Competition within the market is needed to help drive decreasing costs. Although predictions for competition within the biologics markets are moderate, a large number of biologics could escape positive competitive pressures, according to the study.
The FDA is working with 51 biosimilar development programs, which may result in substantial savings for patients, taxpayers, and the US health care system as biosimilars become more widely available. However, the authors wrote that more action is needed to broaden competition and increase savings.
In October 2015, CMS issued a Final Rule that groups all biosimilars for a given reference product into 1 Medicare Part B reimbursement code. Biosimilar manufacturers will have to weigh their options and determine if future product sales will allow the manufacturer to break even, according to the study.
Biosimilars take about 8 to 10 years to develop with $100 to $200 million in research and development costs.
In the current market conditions, the study found that only the largest biologics could attract biosimilar competition. Although biosimilars are projected to lower costs, the potential savings from a broader amount of biosimilars will be limited without encouragement, the authors wrote.

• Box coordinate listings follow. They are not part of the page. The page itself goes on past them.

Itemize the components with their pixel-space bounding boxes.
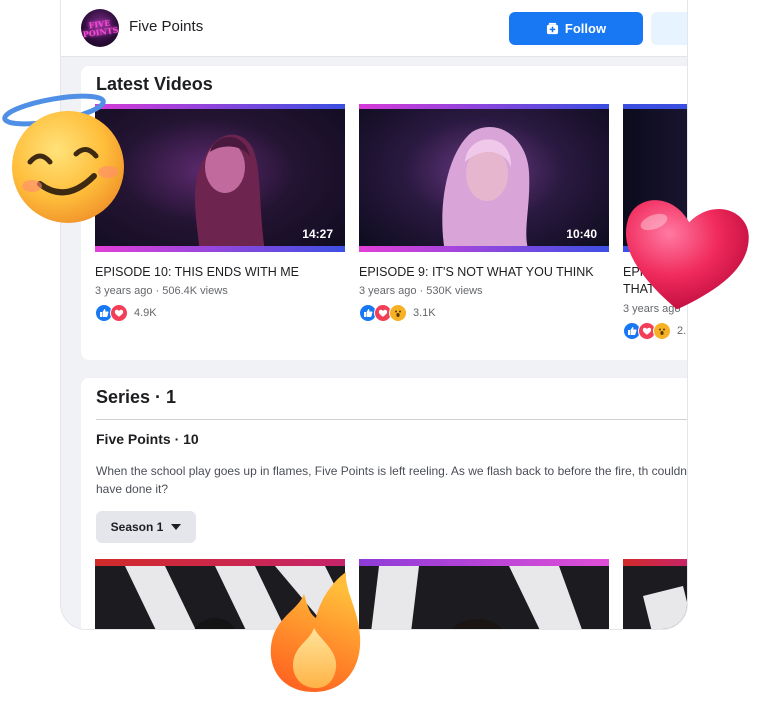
season-label: Season 1 [110,520,164,534]
thumbnail-bottom-bar [95,246,345,252]
heart-icon [625,200,749,310]
video-title[interactable]: EPISODE 9: IT'S NOT WHAT YOU THINK [359,265,594,279]
thumbnail-top-bar [95,559,345,566]
thumbnail-top-bar [623,104,687,109]
follow-label: Follow [564,21,607,36]
follow-button[interactable]: Follow [509,12,643,45]
series-description: When the school play goes up in flames, … [96,464,688,496]
series-show-title[interactable]: Five Points · 10 [96,431,199,447]
thumbnail-top-bar [623,559,687,566]
fire-icon [270,572,361,692]
page-avatar[interactable]: FIVE POINTS [81,9,119,47]
logo-stripes-graphic [371,566,582,629]
reaction-summary[interactable]: 2. [623,322,686,340]
video-meta: 3 years ago · 530K views [359,285,483,297]
love-reaction-icon [110,304,128,322]
season-dropdown[interactable]: Season 1 [96,511,196,543]
page-name[interactable]: Five Points [129,18,203,35]
smiling-face-with-halo-icon [2,93,124,223]
person-silhouette [195,134,265,252]
episode-thumbnail[interactable] [623,559,687,629]
thumbnail-top-bar [95,104,345,109]
series-title: Series · 1 [96,387,177,407]
video-duration: 14:27 [302,227,333,241]
thumbnail-bottom-bar [359,246,609,252]
person-silhouette [442,126,530,252]
video-duration: 10:40 [566,227,597,241]
facebook-page-window: FIVE POINTS Five Points Follow Latest Vi… [60,0,688,630]
section-divider [96,419,687,420]
video-title[interactable]: EPISODE 10: THIS ENDS WITH ME [95,265,299,279]
thumbnail-top-bar [359,559,609,566]
reaction-summary[interactable]: 4.9K [95,304,157,322]
series-section: Series · 1 Five Points · 10 When the sch… [81,378,688,629]
logo-stripes-graphic [643,586,687,629]
video-meta: 3 years ago · 506.4K views [95,285,228,297]
wow-reaction-icon [653,322,671,340]
reaction-count: 4.9K [134,307,157,319]
latest-videos-section: Latest Videos 14:27 EPISODE 10: THIS END… [81,66,687,360]
video-thumbnail[interactable]: 10:40 [359,104,609,252]
caret-down-icon [171,524,182,530]
thumbnail-top-bar [359,104,609,109]
page-header: FIVE POINTS Five Points Follow [61,0,687,57]
episode-thumbnail[interactable] [359,559,609,629]
reaction-summary[interactable]: 3.1K [359,304,436,322]
reaction-count: 3.1K [413,307,436,319]
avatar-logo-text: FIVE POINTS [82,17,119,40]
video-thumbnail[interactable]: 14:27 [95,104,345,252]
follow-plus-icon [546,22,558,35]
secondary-action-button[interactable] [651,12,687,45]
reaction-count: 2. [677,325,687,337]
wow-reaction-icon [389,304,407,322]
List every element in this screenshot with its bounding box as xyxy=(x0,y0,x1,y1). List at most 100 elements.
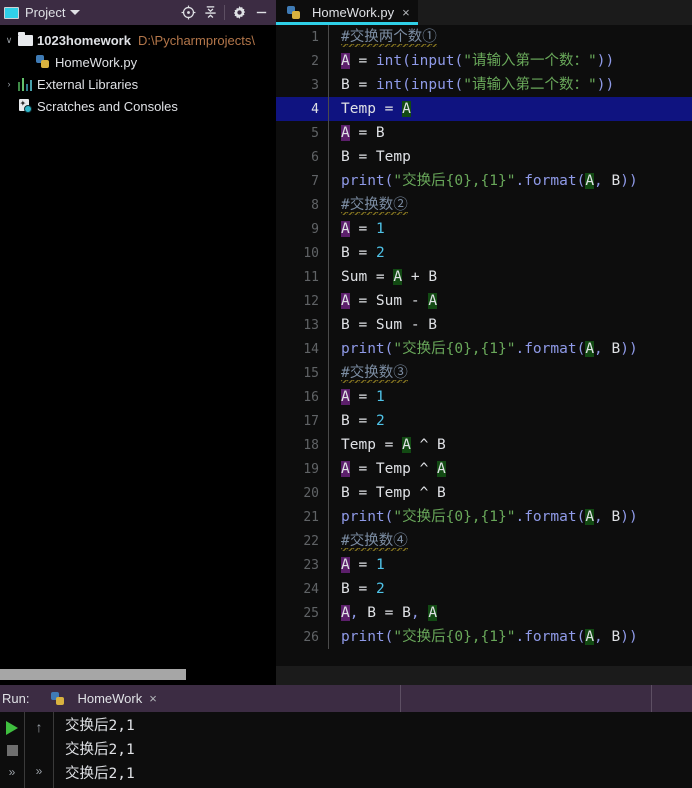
code-line[interactable]: 26 print("交换后{0},{1}".format(A, B)) xyxy=(276,625,692,649)
locate-target-icon[interactable] xyxy=(177,2,199,24)
code-text: #交换数④ xyxy=(329,529,408,553)
expand-output-button[interactable]: » xyxy=(0,761,24,783)
library-bars-icon xyxy=(16,77,34,91)
code-line[interactable]: 9 A = 1 xyxy=(276,217,692,241)
code-text: A, B = B, A xyxy=(329,601,438,625)
code-token: A xyxy=(402,437,411,453)
sidebar-item-scratches-consoles[interactable]: ✦ Scratches and Consoles xyxy=(0,95,276,117)
code-token: = Sum - xyxy=(349,293,429,309)
run-button[interactable] xyxy=(0,717,24,739)
close-icon[interactable]: × xyxy=(402,6,410,19)
code-text: #交换两个数① xyxy=(329,25,437,49)
sidebar-item-homework-py[interactable]: HomeWork.py xyxy=(0,51,276,73)
toolbar-separator xyxy=(224,5,225,20)
stop-button[interactable] xyxy=(0,739,24,761)
soft-wrap-button[interactable]: » xyxy=(25,760,53,782)
run-panel-header: Run: HomeWork × xyxy=(0,685,692,712)
minimize-icon[interactable] xyxy=(250,2,272,24)
code-line[interactable]: 10 B = 2 xyxy=(276,241,692,265)
code-token: A xyxy=(428,293,438,309)
code-token: input xyxy=(410,53,455,69)
code-text: print("交换后{0},{1}".format(A, B)) xyxy=(329,625,638,649)
code-line[interactable]: 3B = int(input("请输入第二个数：")) xyxy=(276,73,692,97)
collapse-all-icon[interactable] xyxy=(199,2,221,24)
code-text: print("交换后{0},{1}".format(A, B)) xyxy=(329,505,638,529)
line-number: 1 xyxy=(311,29,319,45)
code-line[interactable]: 15 #交换数③ xyxy=(276,361,692,385)
code-token: A xyxy=(341,605,350,621)
code-line[interactable]: 17 B = 2 xyxy=(276,409,692,433)
code-token: B = Sum - B xyxy=(341,317,438,333)
folder-icon xyxy=(16,31,34,46)
code-token: = xyxy=(349,245,376,261)
sidebar-item-external-libraries[interactable]: › External Libraries xyxy=(0,73,276,95)
code-line[interactable]: 12 A = Sum - A xyxy=(276,289,692,313)
code-token: .format xyxy=(515,173,577,189)
code-text: Sum = A + B xyxy=(329,265,437,289)
code-line[interactable]: 22 #交换数④ xyxy=(276,529,692,553)
code-editor[interactable]: 1 #交换两个数① 2 A = int(input("请输入第一个数：")) 3 B = … xyxy=(276,25,692,666)
code-text: #交换数② xyxy=(329,193,408,217)
code-line[interactable]: 13 B = Sum - B xyxy=(276,313,692,337)
sidebar-item-project-root[interactable]: ∨ 1023homework D:\Pycharmprojects\ xyxy=(0,29,276,51)
code-line[interactable]: 6 B = Temp xyxy=(276,145,692,169)
code-token: #交换数② xyxy=(341,197,408,215)
expand-arrow-icon[interactable]: › xyxy=(2,79,16,89)
code-token: print xyxy=(341,509,385,525)
code-text: print("交换后{0},{1}".format(A, B)) xyxy=(329,169,638,193)
code-line[interactable]: 8 #交换数② xyxy=(276,193,692,217)
run-secondary-gutter: ↑ » xyxy=(24,712,54,788)
code-line[interactable]: 19 A = Temp ^ A xyxy=(276,457,692,481)
code-token: = xyxy=(349,581,376,597)
code-token: = xyxy=(375,101,403,117)
project-path-label: D:\Pycharmprojects\ xyxy=(137,32,255,48)
code-token: B = B xyxy=(358,605,411,621)
gear-icon[interactable] xyxy=(228,2,250,24)
code-line[interactable]: 18 Temp = A ^ B xyxy=(276,433,692,457)
line-number: 23 xyxy=(303,557,319,573)
code-line[interactable]: 23 A = 1 xyxy=(276,553,692,577)
code-text: B = int(input("请输入第二个数：")) xyxy=(329,73,614,97)
run-tab-label: HomeWork xyxy=(77,691,143,706)
code-token: ( xyxy=(576,509,586,525)
code-line[interactable]: 20 B = Temp ^ B xyxy=(276,481,692,505)
horizontal-scrollbar-thumb[interactable] xyxy=(0,669,186,680)
line-number: 16 xyxy=(303,389,319,405)
line-number: 19 xyxy=(303,461,319,477)
code-token: input xyxy=(410,77,455,93)
code-text: Temp = A xyxy=(329,97,411,121)
python-file-icon xyxy=(49,691,67,706)
code-line[interactable]: 14 print("交换后{0},{1}".format(A, B)) xyxy=(276,337,692,361)
code-line[interactable]: 2A = int(input("请输入第一个数：")) xyxy=(276,49,692,73)
pycharm-ide-window: Project ∨ 1023homework D:\Pycharmproject… xyxy=(0,0,692,788)
chevron-down-icon[interactable] xyxy=(70,10,81,15)
code-line[interactable]: 7 print("交换后{0},{1}".format(A, B)) xyxy=(276,169,692,193)
code-token: A xyxy=(585,509,595,525)
code-line[interactable]: 4 Temp = A xyxy=(276,97,692,121)
code-line[interactable]: 1 #交换两个数① xyxy=(276,25,692,49)
code-token: = xyxy=(349,221,376,237)
expand-arrow-icon[interactable]: ∨ xyxy=(2,35,16,46)
editor-tab-bar: HomeWork.py × xyxy=(276,0,692,25)
code-text: A = 1 xyxy=(329,217,385,241)
code-token: = B xyxy=(349,125,385,141)
line-number: 12 xyxy=(303,293,319,309)
code-line[interactable]: 5 A = B xyxy=(276,121,692,145)
close-icon[interactable]: × xyxy=(149,692,157,705)
run-tab-homework[interactable]: HomeWork × xyxy=(39,685,164,712)
line-number: 21 xyxy=(303,509,319,525)
code-token: "交换后{0},{1}" xyxy=(393,173,516,189)
code-text: A = Sum - A xyxy=(329,289,438,313)
code-token: B xyxy=(341,245,350,261)
project-panel-header: Project xyxy=(0,0,276,25)
tab-label: HomeWork.py xyxy=(312,5,395,20)
run-output-console[interactable]: 交换后2,1 交换后2,1 交换后2,1 xyxy=(54,712,692,788)
code-line[interactable]: 25 A, B = B, A xyxy=(276,601,692,625)
code-line[interactable]: 21 print("交换后{0},{1}".format(A, B)) xyxy=(276,505,692,529)
code-line[interactable]: 11 Sum = A + B xyxy=(276,265,692,289)
scroll-up-button[interactable]: ↑ xyxy=(25,716,53,738)
code-line[interactable]: 16 A = 1 xyxy=(276,385,692,409)
code-token: B xyxy=(602,629,621,645)
code-line[interactable]: 24 B = 2 xyxy=(276,577,692,601)
line-number: 22 xyxy=(303,533,319,549)
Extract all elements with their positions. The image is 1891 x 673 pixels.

Public and private payors need more strategies and tools that encourage biosimilar utilization and help maximize benefits and savings for patients and taxpayers. Additionally, payors could also turn to physicians to help drive the utilization of biosimilars.
Physician Incentives for Biosimilar Utilization
The authors wrote that a good way to encourage physician utilization of biosimilars is to create a reward system. Currently, private payors use this form of payment to reward physicians for prescribing generic drugs.
Biosimilar utilization incentives are necessary to ensure these drugs reach their full potential by encouraging greater alignment between a patient’s financial concerns and the treatment option preferred by physicians.
For Medicare Part D and Medicaid MCO patients to benefit from physician incentives, a safe harbor should be created by policy makers for these payors, according to the study.
Health care spending is continuing to increase, making the creation of incentives that increase value within health care vital.
Although many reforms have been implemented across the sector, the study concluded that cost savings from biosimilar utilization might not be fully realized unless there is better alignment between physician and patient incentives.